InterPro is a freely accessible resource for classifying protein sequences into families, domains, and functional sites, integrating predictive signatures from member databases such as Pfam, CDD, and PROSITE. However, generating descriptive abstracts for unannotated signatures is a time-consuming manual task.
To address this, we employed large language models (LLMs) to generate high-quality family descriptions. Using GPT-4 with Swiss-Prot-derived context, we automatically produced abstracts for over 5,000 PANTHER families. Nearly 3,900 of these were used to create new InterPro entries, completing in days what previously took months of curation.
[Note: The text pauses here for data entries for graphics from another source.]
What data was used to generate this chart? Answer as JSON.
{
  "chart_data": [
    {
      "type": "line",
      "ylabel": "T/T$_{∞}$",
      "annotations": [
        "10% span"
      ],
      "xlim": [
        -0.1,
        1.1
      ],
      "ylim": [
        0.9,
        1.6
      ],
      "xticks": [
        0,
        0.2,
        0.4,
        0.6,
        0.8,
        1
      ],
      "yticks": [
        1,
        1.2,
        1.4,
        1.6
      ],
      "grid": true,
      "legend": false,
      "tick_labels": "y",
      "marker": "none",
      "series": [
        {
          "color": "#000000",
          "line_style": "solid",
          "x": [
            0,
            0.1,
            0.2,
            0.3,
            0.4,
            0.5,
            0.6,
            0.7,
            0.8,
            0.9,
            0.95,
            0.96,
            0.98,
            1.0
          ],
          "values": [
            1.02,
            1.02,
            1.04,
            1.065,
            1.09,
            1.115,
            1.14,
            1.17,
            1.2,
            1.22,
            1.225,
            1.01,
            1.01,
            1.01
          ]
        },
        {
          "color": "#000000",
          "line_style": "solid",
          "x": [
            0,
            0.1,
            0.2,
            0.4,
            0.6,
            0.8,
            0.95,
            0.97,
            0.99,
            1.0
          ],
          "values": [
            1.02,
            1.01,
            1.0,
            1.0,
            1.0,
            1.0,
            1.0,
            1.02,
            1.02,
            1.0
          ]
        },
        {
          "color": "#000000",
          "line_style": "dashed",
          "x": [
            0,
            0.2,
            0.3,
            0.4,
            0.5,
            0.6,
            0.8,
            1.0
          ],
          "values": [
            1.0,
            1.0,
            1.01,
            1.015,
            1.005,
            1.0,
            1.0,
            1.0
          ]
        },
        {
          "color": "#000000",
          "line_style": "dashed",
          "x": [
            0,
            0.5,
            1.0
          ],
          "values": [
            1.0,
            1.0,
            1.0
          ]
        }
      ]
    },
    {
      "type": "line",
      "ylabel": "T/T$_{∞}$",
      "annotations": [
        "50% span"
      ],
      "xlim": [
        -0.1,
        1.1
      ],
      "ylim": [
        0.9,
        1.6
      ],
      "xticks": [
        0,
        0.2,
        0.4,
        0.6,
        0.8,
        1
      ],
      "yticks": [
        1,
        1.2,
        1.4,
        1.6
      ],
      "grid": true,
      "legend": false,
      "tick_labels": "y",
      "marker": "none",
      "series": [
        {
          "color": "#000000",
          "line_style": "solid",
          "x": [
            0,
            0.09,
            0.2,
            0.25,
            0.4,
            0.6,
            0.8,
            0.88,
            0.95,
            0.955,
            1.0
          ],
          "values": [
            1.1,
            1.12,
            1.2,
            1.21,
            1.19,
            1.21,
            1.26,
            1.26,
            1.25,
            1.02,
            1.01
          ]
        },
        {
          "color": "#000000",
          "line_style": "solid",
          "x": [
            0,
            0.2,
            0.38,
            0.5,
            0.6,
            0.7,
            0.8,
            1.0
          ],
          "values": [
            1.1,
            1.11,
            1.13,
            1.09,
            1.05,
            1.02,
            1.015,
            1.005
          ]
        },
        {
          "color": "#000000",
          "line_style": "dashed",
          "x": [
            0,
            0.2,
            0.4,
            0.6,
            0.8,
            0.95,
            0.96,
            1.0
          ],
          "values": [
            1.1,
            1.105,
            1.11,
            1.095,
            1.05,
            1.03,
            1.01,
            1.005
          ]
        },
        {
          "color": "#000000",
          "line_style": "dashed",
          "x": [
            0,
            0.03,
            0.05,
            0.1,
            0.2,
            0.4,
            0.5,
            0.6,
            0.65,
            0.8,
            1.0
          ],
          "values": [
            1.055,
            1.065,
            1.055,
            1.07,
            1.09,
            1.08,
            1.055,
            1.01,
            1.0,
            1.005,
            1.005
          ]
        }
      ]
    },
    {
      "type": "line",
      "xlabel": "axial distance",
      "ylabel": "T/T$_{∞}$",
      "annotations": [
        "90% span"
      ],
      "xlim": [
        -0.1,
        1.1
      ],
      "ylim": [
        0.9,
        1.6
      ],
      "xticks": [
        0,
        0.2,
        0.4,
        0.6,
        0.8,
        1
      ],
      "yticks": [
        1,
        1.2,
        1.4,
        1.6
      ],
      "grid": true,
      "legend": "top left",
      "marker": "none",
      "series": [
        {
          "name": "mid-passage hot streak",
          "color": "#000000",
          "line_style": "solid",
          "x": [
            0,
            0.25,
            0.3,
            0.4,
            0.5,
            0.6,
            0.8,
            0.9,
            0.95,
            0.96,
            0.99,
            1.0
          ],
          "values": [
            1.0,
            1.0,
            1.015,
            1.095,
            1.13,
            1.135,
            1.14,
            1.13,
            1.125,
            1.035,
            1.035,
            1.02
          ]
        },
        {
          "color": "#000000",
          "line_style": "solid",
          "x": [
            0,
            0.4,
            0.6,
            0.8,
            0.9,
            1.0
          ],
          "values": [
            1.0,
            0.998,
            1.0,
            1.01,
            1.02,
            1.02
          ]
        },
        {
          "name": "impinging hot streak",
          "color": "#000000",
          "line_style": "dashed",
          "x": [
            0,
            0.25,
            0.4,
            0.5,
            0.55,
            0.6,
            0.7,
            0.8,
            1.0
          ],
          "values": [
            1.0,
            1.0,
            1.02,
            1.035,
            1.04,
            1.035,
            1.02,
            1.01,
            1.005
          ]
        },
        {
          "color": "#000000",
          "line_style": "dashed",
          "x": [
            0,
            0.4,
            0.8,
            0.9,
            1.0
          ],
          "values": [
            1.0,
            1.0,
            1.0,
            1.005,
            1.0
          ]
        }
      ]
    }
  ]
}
Since 2021, in collaboration with Dr Lucy Colwell's team at Google DeepMind, we have also explored deep learning for protein domain classification. This led to the development of InterPro-N, a novel model inspired by computer vision techniques and trained on all 13 InterPro member databases. InterPro-N significantly expands annotation coverage, assigning at least one annotation to ~90% of UniProtKB 2025_02 sequences, up from 84% using traditional methods. Predictions are accessible via the InterPro website, REST API, and FTP.
Additionally, we have integrated over 300,000 structure predictions from the Big Fantastic Virus Database (BFVD) and domain boundaries from The Encyclopedia of Domains (TED), derived from AlphaFold models. These structure-based insights are now shown alongside conventional InterPro and InterPro-N results, enabling users to compare annotations across methodologies.
Together, these AI-driven advances accelerate curation, expand functional coverage, and enrich protein classification, supporting faster and more comprehensive annotation of the rapidly growing protein sequence universe.